Set your mind above
Paul lifts the Colossians' gaze
Paul writes to a church distracted by lesser things — rules, rituals, the endless management of the visible — and lifts their eyes: if you have been raised with Christ, seek the things that are above. Set your mind on things above, not on the things on the earth.
It is a command about altitude. The mind drifts downward by default, settling on the urgent, the immediate, the earthbound. Direction in leadership begins higher up — with what is ultimate shaping what is daily. A leader whose mind never rises above the in-tray will steer by whatever is loudest, not by what matters most. Where the mind is set, the life will eventually go.
“One thing is needed. Mary has chosen the good part, which will not be taken away from her.”
— Jesus, to Martha — Luke 10:42 (WEB)
Direction begins with altitude. Where a leader's mind is set — on what is ultimate or merely urgent — is where the whole enterprise will eventually steer.
“Set your mind on the things that are above, not on the things that are on the earth.”
Paul knew the mind settles downward unless it is deliberately lifted. A leader formed here disciplines his attention upward — letting what is ultimate govern what is daily. The inner work is refusing to let the urgent crowd out the important in his own thinking.
Keep raising the team's gaze above the immediate to the purpose that gives it meaning.

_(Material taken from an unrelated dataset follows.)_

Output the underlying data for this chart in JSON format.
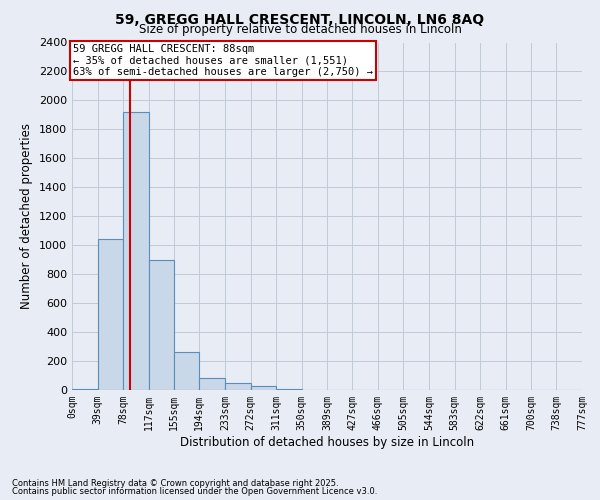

Connect daily tasks to the ultimate aim so people aren't steering by whatever is loudest. Model a mind set higher than the in-tray.
Busy leaders mistake constant attention to the urgent for diligence, and never lift their minds higher. The blind spot is steering an entire team by the loudest signal rather than the most important one.
Notice where your mind defaults when it drifts. This week, set one fixed time to lift your attention to the ultimate aim before the urgent floods back in.
The leader's mind drifts downward by default — to the urgent, the visible, the loudest thing in the room. But where the mind is set is where the life, and the team, will eventually go.
What has your mind settled on lately — and is it the thing that is ultimate, or merely the thing that is loudest?